Separately, the per-row label/review association resolution went through contributor_repo_roles — a plain view re-derived per row (EXPLAIN ANALYZE: ~30ms each, a sort + DISTINCT ON over ~8k rows across pull_requests/issues/reviews/comments, 1–2× per PR). That's the ~70ms/row that times the validator out on high-volume miners.

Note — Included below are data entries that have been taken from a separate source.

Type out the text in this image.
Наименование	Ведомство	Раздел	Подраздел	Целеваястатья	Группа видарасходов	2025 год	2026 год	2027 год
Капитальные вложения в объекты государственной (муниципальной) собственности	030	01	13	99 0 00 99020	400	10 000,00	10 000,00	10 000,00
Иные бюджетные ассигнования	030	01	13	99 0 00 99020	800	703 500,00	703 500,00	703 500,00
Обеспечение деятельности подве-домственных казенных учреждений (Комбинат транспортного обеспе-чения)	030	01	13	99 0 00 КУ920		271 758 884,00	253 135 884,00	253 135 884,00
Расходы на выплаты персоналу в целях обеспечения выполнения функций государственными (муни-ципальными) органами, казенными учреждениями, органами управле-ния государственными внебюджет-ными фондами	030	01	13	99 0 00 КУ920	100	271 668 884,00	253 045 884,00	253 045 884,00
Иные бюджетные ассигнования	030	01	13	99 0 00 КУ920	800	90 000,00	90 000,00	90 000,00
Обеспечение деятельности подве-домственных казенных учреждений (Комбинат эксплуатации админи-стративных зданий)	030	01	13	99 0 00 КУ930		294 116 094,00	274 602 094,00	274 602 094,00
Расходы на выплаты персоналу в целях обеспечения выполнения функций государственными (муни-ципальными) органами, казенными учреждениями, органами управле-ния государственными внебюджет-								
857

Both collapse into one primitive: a live, indexed maintainers table.

What

  • New table maintainers (repo_full_name, github_id, login, association, refreshed_at), PK (repo_full_name, github_id). repo_full_name stored lowercased so every read joins m.repo_full_name = LOWER(<src>.repo_full_name) and still uses the PK index.
  • Replace feat(maintainer): reconcile stored author_association to live GitHub roles #190's column rewrite with MaintainerPopulateService: reuses the same fetcher (fetchRepoCollaborators + fetchOrgMembers) and safety rules (fetch-before-write, fail-closed-per-repo, skip-on-empty), but atomically upserts maintainers per repo (transactioned) instead of mutating 4 tables. Hourly @Cron + once on OnModuleInit.
  • Repoint off contributor_repo_roles onto maintainers: pr_labels_by_actor/issue_labels_by_actor (actor_association), pr_linked_issues (issue_author_association), and pr_review_summary (the maintainer CHANGES_REQUESTED filter). Indexed lookup instead of a per-row re-derivation → ~10–20× on the hot path.
  • Serve-time author resolution in miners.service.ts via COALESCE(maintainers.association, stored) on PR/issue authors — resolves onto the existing author_association field, no new payload field, no gittensor change. Safe because the validator only ever tests … in MAINTAINER_ASSOCIATIONS, so maintainers-only (present → role, absent → NULL/stored) is lossless.
  • Repoint /repos/:repo/maintainers to the table. Stored association columns marked as ingest snapshots; contributor_repo_roles left in place (no remaining hot-path consumers).

Validation

Loaded the full packages/db schema (incl. 11_maintainers + repointed views 21/22/24/25) into a throwaway Postgres and seeded a stale-snapshot case. All pass:

check result
PR author stored CONTRIBUTOR, in maintainers → served MEMBER
PR author not in maintainers → served CONTRIBUTOR (stored fallback)
pr_labels_by_actor actor: maintainer / non-maintainer MEMBER / NULL
pr_review_summary maintainer CR count (stale stored reviewer_association) 1 (resolved via table)
/maintainers mixed-case repo input resolves (case-insensitive join)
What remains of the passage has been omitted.